The banality of Islamism became clear only when Islamists came into contact with the oxygen of political freedom. Their experiment with power, which first began with municipal opportunities in the '90s, took a toll, but the effect remained negligible. It was with the meteoric rise to power of AKP (the Justice and Development Party) in the 2000s that the dramatic fall of the Islamist intellectuals began in earnest. With a few exceptions from the older generation and almost no exceptions among the younger, they swiftly submitted to the demands of popular politics and ended up serving as apparatchiks in exchange for ranks and positions within the party. Individuals like Yalcin Akdogan articulated a new vocabulary for the conservative turn. Political Islamism later took on a populist and nationalist character.

Having exploited the help of liberals and the progressive left in their ascent to power, the Islamists underwent a spectacular change of heart.
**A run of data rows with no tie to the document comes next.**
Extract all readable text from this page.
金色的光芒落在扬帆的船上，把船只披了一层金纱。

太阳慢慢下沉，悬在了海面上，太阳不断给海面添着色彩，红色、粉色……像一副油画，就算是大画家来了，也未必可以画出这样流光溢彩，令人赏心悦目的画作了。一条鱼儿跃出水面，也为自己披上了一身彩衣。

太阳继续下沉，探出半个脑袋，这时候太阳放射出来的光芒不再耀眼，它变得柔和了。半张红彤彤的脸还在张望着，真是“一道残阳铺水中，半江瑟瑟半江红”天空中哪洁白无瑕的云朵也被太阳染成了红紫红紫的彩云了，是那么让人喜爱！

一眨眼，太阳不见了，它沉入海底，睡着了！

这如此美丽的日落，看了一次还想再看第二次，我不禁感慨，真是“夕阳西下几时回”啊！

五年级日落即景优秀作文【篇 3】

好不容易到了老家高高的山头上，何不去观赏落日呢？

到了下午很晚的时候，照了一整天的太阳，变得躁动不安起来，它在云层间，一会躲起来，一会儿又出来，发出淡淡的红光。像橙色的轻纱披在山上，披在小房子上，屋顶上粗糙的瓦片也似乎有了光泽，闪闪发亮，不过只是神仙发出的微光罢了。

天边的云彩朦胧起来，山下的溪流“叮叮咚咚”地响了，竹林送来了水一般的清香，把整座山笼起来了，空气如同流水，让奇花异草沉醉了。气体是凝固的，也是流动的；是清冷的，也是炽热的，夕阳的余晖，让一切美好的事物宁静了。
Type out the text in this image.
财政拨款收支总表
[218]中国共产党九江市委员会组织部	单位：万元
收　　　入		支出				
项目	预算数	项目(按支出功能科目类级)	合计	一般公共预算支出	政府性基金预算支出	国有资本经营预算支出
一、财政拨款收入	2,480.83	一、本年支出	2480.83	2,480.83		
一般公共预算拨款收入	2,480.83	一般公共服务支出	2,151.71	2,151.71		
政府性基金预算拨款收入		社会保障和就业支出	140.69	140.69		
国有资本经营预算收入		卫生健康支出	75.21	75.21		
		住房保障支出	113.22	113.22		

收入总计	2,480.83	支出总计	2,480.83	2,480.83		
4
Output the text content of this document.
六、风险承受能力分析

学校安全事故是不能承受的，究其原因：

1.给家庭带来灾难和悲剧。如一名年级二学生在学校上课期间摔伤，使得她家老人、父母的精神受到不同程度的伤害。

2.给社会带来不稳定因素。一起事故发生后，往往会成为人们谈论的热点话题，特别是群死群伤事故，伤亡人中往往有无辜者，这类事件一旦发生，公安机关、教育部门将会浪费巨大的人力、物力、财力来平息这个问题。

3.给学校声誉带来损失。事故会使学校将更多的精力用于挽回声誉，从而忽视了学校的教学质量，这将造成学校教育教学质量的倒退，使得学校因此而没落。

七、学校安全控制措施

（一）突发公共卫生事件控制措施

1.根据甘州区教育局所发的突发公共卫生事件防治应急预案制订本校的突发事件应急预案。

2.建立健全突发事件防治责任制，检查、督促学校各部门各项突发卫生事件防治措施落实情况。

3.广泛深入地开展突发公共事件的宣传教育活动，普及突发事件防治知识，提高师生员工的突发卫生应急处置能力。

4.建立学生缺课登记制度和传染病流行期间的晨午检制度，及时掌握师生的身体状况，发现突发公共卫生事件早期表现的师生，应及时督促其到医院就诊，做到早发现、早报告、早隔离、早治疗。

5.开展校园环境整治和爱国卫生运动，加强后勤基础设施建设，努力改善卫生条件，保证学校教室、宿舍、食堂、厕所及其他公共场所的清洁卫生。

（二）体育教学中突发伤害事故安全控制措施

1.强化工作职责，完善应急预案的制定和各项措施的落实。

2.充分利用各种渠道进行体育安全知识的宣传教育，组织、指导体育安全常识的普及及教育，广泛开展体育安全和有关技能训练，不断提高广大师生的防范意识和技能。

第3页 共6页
Those conscientious Islamist intellectuals who had been speaking truth to power suddenly became hucksters of party politics and petty legitimizers of oppressive policies. Turkish Islamism offered the world an ugly Muslim nationalism, a nouveau-riche ethos of conspicuous consumption, and kleptocratic handling of public resources.

Dragged by party politics into the desert of populist nationalism, today Islamism in Turkey is associated in the public mind with corruption and injustice. And no self-respecting intellectual identifies with Islamism.